[Canadian Crusoes by Catherine Parr Traill]@TWC D-Link bookCanadian Crusoes CHAPTER III 9/30
Through the opening at the gorge of this ravine they enjoyed a peep at the distant waters of the lake which terminated the vista, while they were quite removed from its unwholesome vapours. The temperature of the air for some days had been hot and sultry, scarcely modified by the cool delicious breeze that usually sets in about nine o'clock, and blows most refreshingly till four or five in the afternoon.

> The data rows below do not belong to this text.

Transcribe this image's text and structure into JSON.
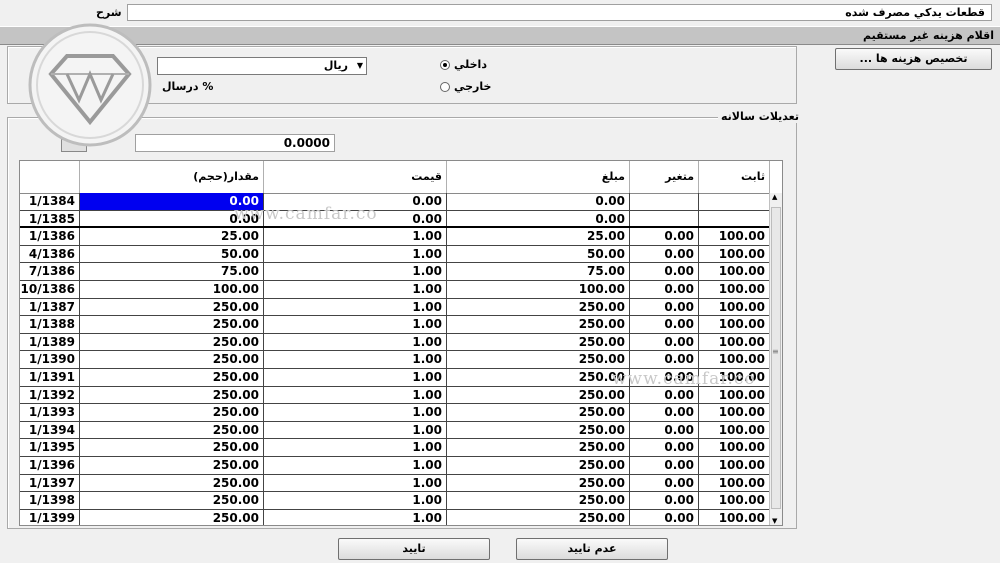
{
  "header": {
    "description_label": "شرح",
    "description_value": "قطعات يدكي مصرف شده",
    "subheading": "اقلام هزينه غير مستقيم"
  },
  "options": {
    "currency_value": "ريال",
    "percent_label": "درسال %",
    "radio_domestic": "داخلي",
    "radio_foreign": "خارجي",
    "selected": "domestic"
  },
  "allocate_button": "... تخصيص هزينه ها",
  "annual_adjustments": {
    "title": "تعديلات سالانه",
    "value": "0.0000"
  },
  "grid": {
    "columns": {
      "fixed": "ثابت",
      "variable": "متغير",
      "amount": "مبلغ",
      "price": "قيمت",
      "quantity": "مقدار(حجم)",
      "date": ""
    },
    "rows": [
      {
        "fixed": "",
        "variable": "",
        "amount": "0.00",
        "price": "0.00",
        "quantity": "0.00",
        "date": "1/1384"
      },
      {
        "fixed": "",
        "variable": "",
        "amount": "0.00",
        "price": "0.00",
        "quantity": "0.00",
        "date": "1/1385"
      },
      {
        "fixed": "100.00",
        "variable": "0.00",
        "amount": "25.00",
        "price": "1.00",
        "quantity": "25.00",
        "date": "1/1386"
      },
      {
        "fixed": "100.00",
        "variable": "0.00",
        "amount": "50.00",
        "price": "1.00",
        "quantity": "50.00",
        "date": "4/1386"
      },
      {
        "fixed": "100.00",
        "variable": "0.00",
        "amount": "75.00",
        "price": "1.00",
        "quantity": "75.00",
        "date": "7/1386"
      },
      {
        "fixed": "100.00",
        "variable": "0.00",
        "amount": "100.00",
        "price": "1.00",
        "quantity": "100.00",
        "date": "10/1386"
      },
      {
        "fixed": "100.00",
        "variable": "0.00",
        "amount": "250.00",
        "price": "1.00",
        "quantity": "250.00",
        "date": "1/1387"
      },
      {
        "fixed": "100.00",
        "variable": "0.00",
        "amount": "250.00",
        "price": "1.00",
        "quantity": "250.00",
        "date": "1/1388"
      },
      {
        "fixed": "100.00",
        "variable": "0.00",
        "amount": "250.00",
        "price": "1.00",
        "quantity": "250.00",
        "date": "1/1389"
      },
      {
        "fixed": "100.00",
        "variable": "0.00",
        "amount": "250.00",
        "price": "1.00",
        "quantity": "250.00",
        "date": "1/1390"
      },
      {
        "fixed": "100.00",
        "variable": "0.00",
        "amount": "250.00",
        "price": "1.00",
        "quantity": "250.00",
        "date": "1/1391"
      },
      {
        "fixed": "100.00",
        "variable": "0.00",
        "amount": "250.00",
        "price": "1.00",
        "quantity": "250.00",
        "date": "1/1392"
      },
      {
        "fixed": "100.00",
        "variable": "0.00",
        "amount": "250.00",
        "price": "1.00",
        "quantity": "250.00",
        "date": "1/1393"
      },
      {
        "fixed": "100.00",
        "variable": "0.00",
        "amount": "250.00",
        "price": "1.00",
        "quantity": "250.00",
        "date": "1/1394"
      },
      {
        "fixed": "100.00",
        "variable": "0.00",
        "amount": "250.00",
        "price": "1.00",
        "quantity": "250.00",
        "date": "1/1395"
      },
      {
        "fixed": "100.00",
        "variable": "0.00",
        "amount": "250.00",
        "price": "1.00",
        "quantity": "250.00",
        "date": "1/1396"
      },
      {
        "fixed": "100.00",
        "variable": "0.00",
        "amount": "250.00",
        "price": "1.00",
        "quantity": "250.00",
        "date": "1/1397"
      },
      {
        "fixed": "100.00",
        "variable": "0.00",
        "amount": "250.00",
        "price": "1.00",
        "quantity": "250.00",
        "date": "1/1398"
      },
      {
        "fixed": "100.00",
        "variable": "0.00",
        "amount": "250.00",
        "price": "1.00",
        "quantity": "250.00",
        "date": "1/1399"
      }
    ]
  },
  "footer": {
    "confirm": "تاييد",
    "reject": "عدم تاييد"
  },
  "watermark": {
    "text1": "www.camfar.co",
    "text2": "www.camfar.co"
  }
}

Hector and Louis had gone down to fish for supper, while Catharine busied herself in collecting leaves and dried deer-grass, moss and fern, of which there was abundance near the spring.
The boys had promised to cut some fresh cedar boughs near the lake shore, and bring them up to form a foundation for their bed, and also to strew Indian-fashion over the floor of the hut by way of a carpet.
This sort of carpeting reminds one of, the times when the palaces of our English kings were strewed with rushes, and brings to mind the old song:-- "Oh! the golden days of good Queen Bess, When the floors were strew'd with rushes, And the doors went on the latch----" Despise not then, you, my refined young readers, the rude expedients adopted by these simple children of the forest, who knew nothing of the luxuries that were to be met with in the houses of the great and the rich.
The fragrant carpet of cedar or hemlock-spruce sprigs strewn lightly over the earthen floor, was to them a luxury as great as if it had been taken from the looms of Persia or Turkey, so happy and contented were they in their ignorance.